De la casita encalada y sombreada, con el molino de viento junto a la esquinada y al aire un ramillete de versos echados a planear por Gustavo Adolfo Bécquer cuando en Toledo recalara. La del cabello envuelto en cintas de blanco. De atavío manchadizo, de seguro que a causa del chocolate estrujado en plata. Aplicada, sin embargo, en los menesteres de la enseñanza. Volatinera. Embelesada ante las llanuras infinitas y de los riscos de la sierra hechizada. Jugadora a la pizpirigaña. Sin duda, pizpireta y grana.

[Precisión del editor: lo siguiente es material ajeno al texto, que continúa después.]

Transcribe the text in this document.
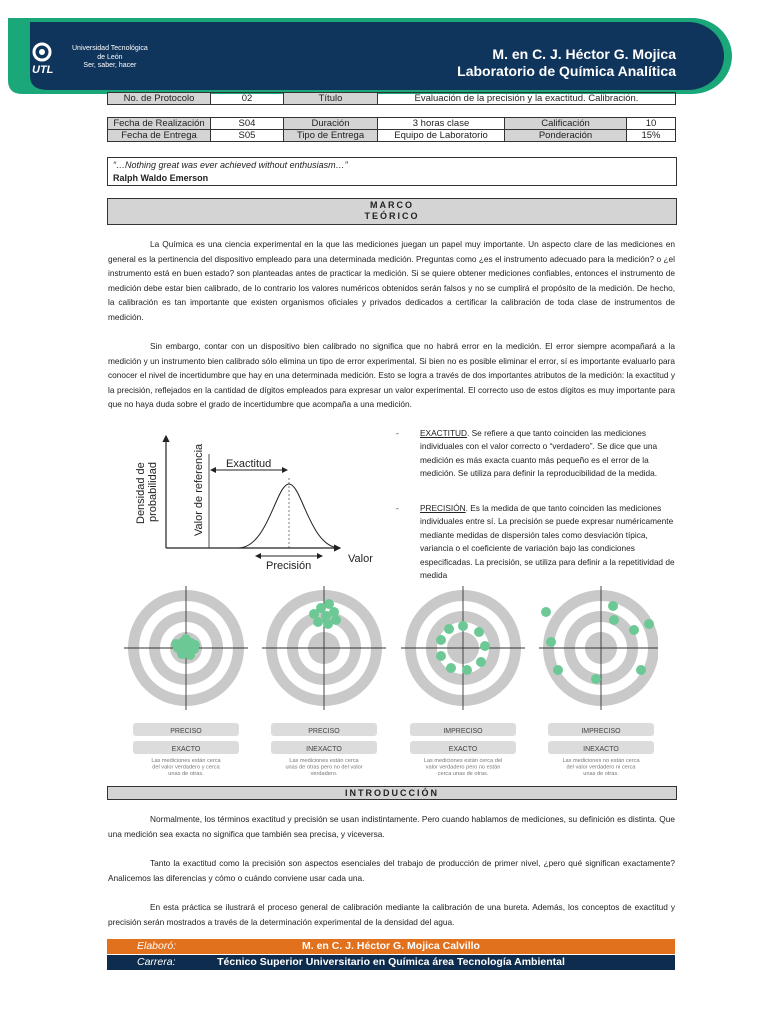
UTL
Universidad Tecnológica
de León
Ser, saber, hacer
M. en C. J. Héctor G. Mojica
Laboratorio de Química Analítica
No. de Protocolo	02	Título	Evaluación de la precisión y la exactitud. Calibración.
Fecha de Realización	S04	Duración	3 horas clase	Calificación	10
Fecha de Entrega	S05	Tipo de Entrega	Equipo de Laboratorio	Ponderación	15%
“…Nothing great was ever achieved without enthusiasm…”
Ralph Waldo Emerson
MARCO
TEÓRICO

La Química es una ciencia experimental en la que las mediciones juegan un papel muy importante. Un aspecto clare de las mediciones en general es la pertinencia del dispositivo empleado para una determinada medición. Preguntas como ¿es el instrumento adecuado para la medición? o ¿el instrumento está en buen estado? son planteadas antes de practicar la medición. Si se quiere obtener mediciones confiables, entonces el instrumento de medición debe estar bien calibrado, de lo contrario los valores numéricos obtenidos serán falsos y no se cumplirá el propósito de la medición. De hecho, la calibración es tan importante que existen organismos oficiales y privados dedicados a certificar la calibración de toda clase de instrumentos de medición.

Sin embargo, contar con un dispositivo bien calibrado no significa que no habrá error en la medición. El error siempre acompañará a la medición y un instrumento bien calibrado sólo elimina un tipo de error experimental. Si bien no es posible eliminar el error, sí es importante evaluarlo para conocer el nivel de incertidumbre que hay en una determinada medición. Esto se logra a través de dos importantes atributos de la medición: la exactitud y la precisión, reflejados en la cantidad de dígitos empleados para expresar un valor experimental. El correcto uso de estos dígitos es muy importante para que no haya duda sobre el grado de incertidumbre que acompaña a una medición.

-	EXACTITUD. Se refiere a que tanto coinciden las mediciones individuales con el valor correcto o “verdadero”. Se dice que una medición es más exacta cuanto más pequeño es el error de la medición. Se utiliza para definir la reproducibilidad de la medida.
-	PRECISIÓN. Es la medida de que tanto coinciden las mediciones individuales entre sí. La precisión se puede expresar numéricamente mediante medidas de dispersión tales como desviación típica, variancia o el coeficiente de variación bajo las condiciones especificadas. La precisión, se utiliza para definir a la repetitividad de medida
Exactitud
Precisión
Valor
Valor de referencia
Densidad de probabilidad
PRECISO
EXACTO
Las mediciones están cerca
del valor verdadero y cerca
unas de otras.
PRECISO
INEXACTO
Las mediciones están cerca
unas de otras pero no del valor
verdadero.
IMPRECISO
EXACTO
Las mediciones están cerca del
valor verdadero pero no están
cerca unas de otras.
IMPRECISO
INEXACTO
Las mediciones no están cerca
del valor verdadero ni cerca
unas de otras.
INTRODUCCIÓN

Normalmente, los términos exactitud y precisión se usan indistintamente. Pero cuando hablamos de mediciones, su definición es distinta. Que una medición sea exacta no significa que también sea precisa, y viceversa.

Tanto la exactitud como la precisión son aspectos esenciales del trabajo de producción de primer nivel, ¿pero qué significan exactamente? Analicemos las diferencias y cómo o cuándo conviene usar cada una.

En esta práctica se ilustrará el proceso general de calibración mediante la calibración de una bureta. Además, los conceptos de exactitud y precisión serán mostrados a través de la determinación experimental de la densidad del agua.

Elaboró:	M. en C. J. Héctor G. Mojica Calvillo
Carrera:	Técnico Superior Universitario en Química área Tecnología Ambiental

Marina de los manchegos claroscuros. Recogedora de rincones terrenos que eterniza luego mediante su modo de mirar tan de milagro. La del correr tras cada sueño sin desaliento por amor de tocar la luna de momento. Contadora en corro de leyendas en donde los duendes, las náyades y las princesas se entremezclan; y Musina, siempre Musina, atravesando decidida vedadas fronteras. Lucecita que va tejiendo con sus destellos un rosario de esperanzas. Miradora atenta de teatro. Sin duda, pizpireta, del color primario.
Marina, por apego, también de la mar majestuosa. Esta mar que llevo atada al alma y que me mata, poco a poco, a golpes de nostalgia.